High Risks, Devastating Outcomes
Cyber breaches are governed by the Office of Civil Rights, OCR, an office of the Department of Health and Human Services that oversees overall HIPAA compliance. Even a small breach can result in large fines – from hundreds to thousands of dollars per record – if compliance is especially weak or lacking. Required notification and remediation costs add an additional $148 per record. And no dollar figure can capture the sentiment of patients who lose confidence in their providers as a result of a cyber hack. This can be devastating to a group practice or service provider.
What You Can Do: 4 Sure Ways to Stop Medical Practice Cyber Thieves
While no system is completely impervious to hacking, implementing these four proven approaches will vastly improve your defense against cyber criminals, and will put you in a strong position for dealing with OCR and quick recovery in the unfortunate event of a breach or audit.
#1. Know Where You Are Now – Perform a Security Risk Analysis
As a minimum, obtain a reliable checklist that is comprehensive and HIPAA-centered, and complete a self-assessment. If your practice or firm is inexperienced in this area, a better option might be to hire an outside security company to perform a HIPAA security risk analysis.
#2. Create a Risk Management Plan
Document risks that come out of the security risk analysis, determine how they’ll be handled, and track progress of remediation efforts.
#3. Control External Vectors
In security lingo, a vector is a pathway used by hackers to infiltrate a target system. Here are a few key defenses against outside threats, or external vectors.
Move to a Cloud-based System
Leading cloud-based EHR/PM/Billing system vendors have invested millions of dollars protecting PHI, and many have dedicated security teams.
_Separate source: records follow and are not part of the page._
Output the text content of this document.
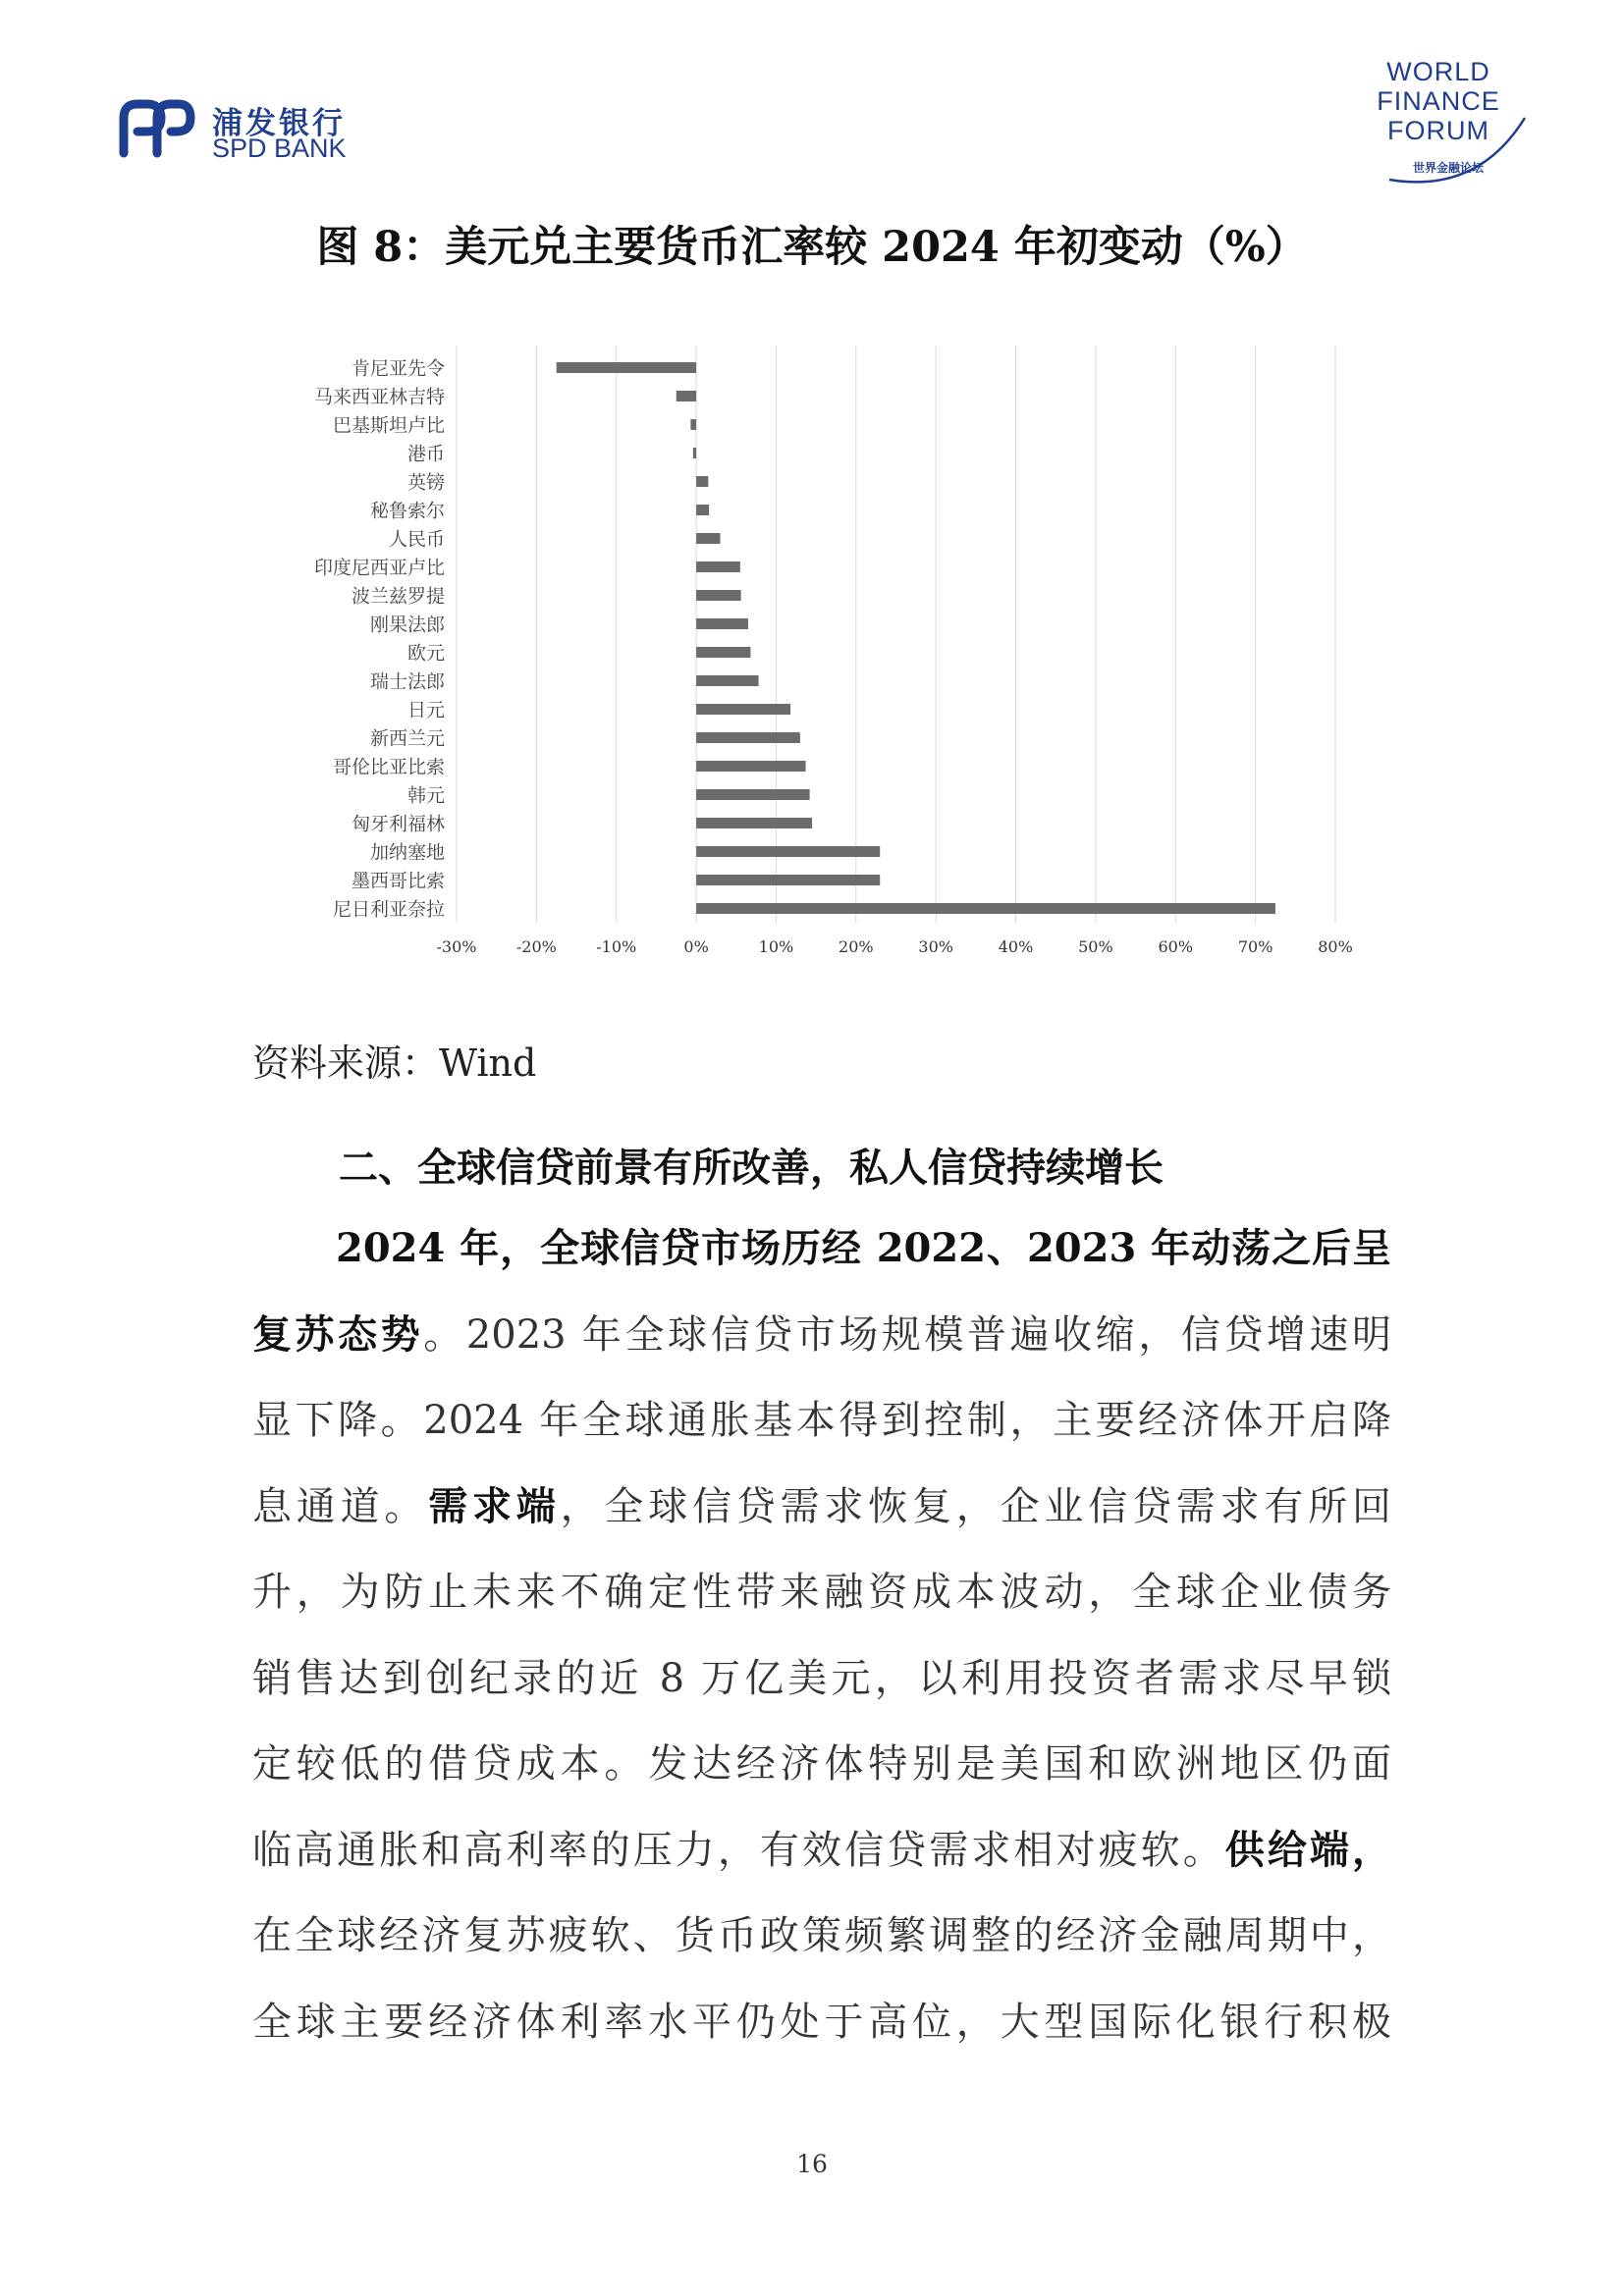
浦发银行
SPD BANK
WORLD
FINANCE
FORUM
世界金融论坛
图 8：美元兑主要货币汇率较 2024 年初变动（%）
肯尼亚先令
马来西亚林吉特
巴基斯坦卢比
港币
英镑
秘鲁索尔
人民币
印度尼西亚卢比
波兰兹罗提
刚果法郎
欧元
瑞士法郎
日元
新西兰元
哥伦比亚比索
韩元
匈牙利福林
加纳塞地
墨西哥比索
尼日利亚奈拉
-30%	-20%	-10%	0%	10%	20%	30%	40%	50%	60%	70%	80%
资料来源：Wind
二、全球信贷前景有所改善，私人信贷持续增长
2024 年，全球信贷市场历经 2022、2023 年动荡之后呈
复苏态势。2023 年全球信贷市场规模普遍收缩，信贷增速明
显下降。2024 年全球通胀基本得到控制，主要经济体开启降
息通道。需求端，全球信贷需求恢复，企业信贷需求有所回
升，为防止未来不确定性带来融资成本波动，全球企业债务
销售达到创纪录的近 8 万亿美元，以利用投资者需求尽早锁
定较低的借贷成本。发达经济体特别是美国和欧洲地区仍面
临高通胀和高利率的压力，有效信贷需求相对疲软。供给端，
在全球经济复苏疲软、货币政策频繁调整的经济金融周期中，
全球主要经济体利率水平仍处于高位，大型国际化银行积极
16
It is virtually impossible for a small or midsized practice or outsourcer to invest sufficiently to protect data in an on-premise system.
- Sign Business Partner Agreements
This is a HIPAA requirement for any business partners you engage with, and helps protect you as a vendor in the event of a breach at your client. - Plug Endpoint Holes
This includes encrypting laptops and other access devices, changing default passwords on routers and Wi-Fi access points, and securing kiosks and monitoring devices open to the public.
#4. Control Internal Vectors
In practical terms, you are only as safe as your least committed, least well-trained employee or colleague. Research shows that 53 percent of breaches originated internally.2 Here’s what you can do:
- Thoroughly Screen Employees
Background checks on all new hires and probing screening interviews. - Provide Detailed, Ongoing Training
Employees must be thoroughly trained on types of cyber attacks, how to recognize them, and what to do when they encounter suspicious items. Ongoing policy review is a must. - Listen
Create a strong feedback loop where employees have the opportunity to ask questions, relate experiences, and share success that can help others throughout the organization.
Stay Ahead by Staying Ahead
Cyber criminal activity is at an all-time high, and is growing worldwide at an accelerated pace. Fortunately, the good guys have developed strong countermeasures and the ability to stay a few steps ahead. The key is to understand the risks, create a strong plan, engage the right experts and technology, and constantly train and upgrade employees’ understanding of what to look for and what to do. Now is the time to put a stake in the ground and notch up your own commitment. Stepping up your efforts should always keep you a step ahead.